Oxidative phosphorylation is the hypothetical means by which ATP is generated from inorganic phosphate and ADP within mitochondria. It is tightly linked to the passage of high-energy electrons down the electron transfer chain.
The most plausible hypothesis to link the production of ATP by the enzyme ATP synthase with the reactions in the electron transfer chain is that of chemiosmosis:
- electron transfer at certain enzymes within the respiratory chain acts to pump protons from the inside to the outside of the inner mitochondrial membrane
- this establishes a proton gradient across the membrane
- the passage of the protons back across the membrane down the electrochemical gradient causes a conformation change in ATP synthase; the proton gradient and ATP synthase are coupled
- the conformation change in ATP synthase catalyzes the coupling of ADP and inorganic phosphate to form ATP
- ATP is then used as a universal energy intermediate by the cell
Oxidative phosphorylation is dependent on the tricarboxylic acid cycle, and to a lesser extent pathways such as glycolysis, to provide a 'driving force' in terms of NADH and FADH2 for the electron transport chain.
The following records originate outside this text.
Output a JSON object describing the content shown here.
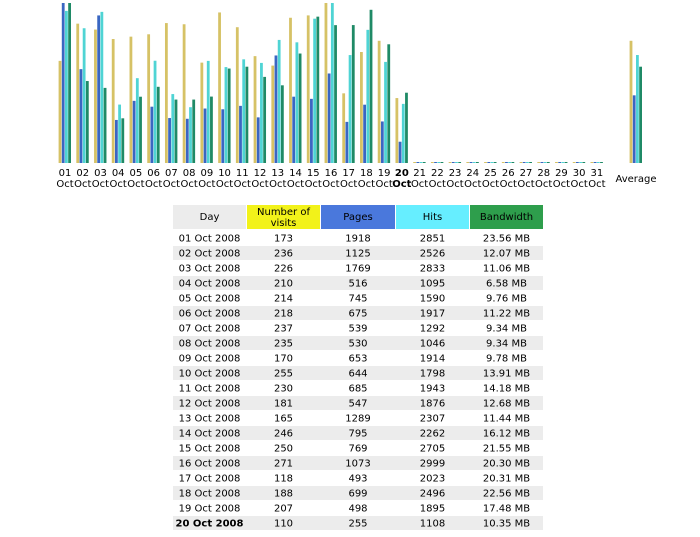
{
  "chart_data": {
    "type": "bar",
    "categories": [
      "01",
      "02",
      "03",
      "04",
      "05",
      "06",
      "07",
      "08",
      "09",
      "10",
      "11",
      "12",
      "13",
      "14",
      "15",
      "16",
      "17",
      "18",
      "19",
      "20",
      "21",
      "22",
      "23",
      "24",
      "25",
      "26",
      "27",
      "28",
      "29",
      "30",
      "31"
    ],
    "month": "Oct",
    "today_index": 19,
    "series": [
      {
        "name": "Number of visits",
        "color": "#d6c266",
        "header_color": "#f2f21a",
        "values": [
          173,
          236,
          226,
          210,
          214,
          218,
          237,
          235,
          170,
          255,
          230,
          181,
          165,
          246,
          250,
          271,
          118,
          188,
          207,
          110,
          0,
          0,
          0,
          0,
          0,
          0,
          0,
          0,
          0,
          0,
          0
        ]
      },
      {
        "name": "Pages",
        "color": "#3a66c2",
        "header_color": "#4a78dc",
        "values": [
          1918,
          1125,
          1769,
          516,
          745,
          675,
          539,
          530,
          653,
          644,
          685,
          547,
          1289,
          795,
          769,
          1073,
          493,
          699,
          498,
          255,
          0,
          0,
          0,
          0,
          0,
          0,
          0,
          0,
          0,
          0,
          0
        ]
      },
      {
        "name": "Hits",
        "color": "#4fd4d4",
        "header_color": "#66eeff",
        "values": [
          2851,
          2526,
          2833,
          1095,
          1590,
          1917,
          1292,
          1046,
          1914,
          1798,
          1943,
          1876,
          2307,
          2262,
          2705,
          2999,
          2023,
          2496,
          1895,
          1108,
          0,
          0,
          0,
          0,
          0,
          0,
          0,
          0,
          0,
          0,
          0
        ]
      },
      {
        "name": "Bandwidth",
        "color": "#1f8a66",
        "header_color": "#2e9e4c",
        "values": [
          23.56,
          12.07,
          11.06,
          6.58,
          9.76,
          11.22,
          9.34,
          9.34,
          9.78,
          13.91,
          14.18,
          12.68,
          11.44,
          16.12,
          21.55,
          20.3,
          20.31,
          22.56,
          17.48,
          10.35,
          0,
          0,
          0,
          0,
          0,
          0,
          0,
          0,
          0,
          0,
          0
        ],
        "value_labels": [
          "23.56 MB",
          "12.07 MB",
          "11.06 MB",
          "6.58 MB",
          "9.76 MB",
          "11.22 MB",
          "9.34 MB",
          "9.34 MB",
          "9.78 MB",
          "13.91 MB",
          "14.18 MB",
          "12.68 MB",
          "11.44 MB",
          "16.12 MB",
          "21.55 MB",
          "20.30 MB",
          "20.31 MB",
          "22.56 MB",
          "17.48 MB",
          "10.35 MB",
          null,
          null,
          null,
          null,
          null,
          null,
          null,
          null,
          null,
          null,
          null
        ]
      }
    ],
    "average": {
      "label": "Average",
      "values": [
        207,
        811,
        2024,
        14.18
      ]
    }
  },
  "table": {
    "day_header": "Day",
    "days": [
      "01 Oct 2008",
      "02 Oct 2008",
      "03 Oct 2008",
      "04 Oct 2008",
      "05 Oct 2008",
      "06 Oct 2008",
      "07 Oct 2008",
      "08 Oct 2008",
      "09 Oct 2008",
      "10 Oct 2008",
      "11 Oct 2008",
      "12 Oct 2008",
      "13 Oct 2008",
      "14 Oct 2008",
      "15 Oct 2008",
      "16 Oct 2008",
      "17 Oct 2008",
      "18 Oct 2008",
      "19 Oct 2008",
      "20 Oct 2008"
    ]
  }
}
Conversely, when supplies of NADH and FADH2 are low, ATP hydrolysis by ATP synthase can be coupled to produce them by the electron transport chain working in reverse. This is facilitated by all of the electron transport chain enzymes being near-equilibrium.
Further, the uncoupling of ATP synthase and the electron transport chain occurs in brown fat. The proton gradient is used to create heat rather than ATP.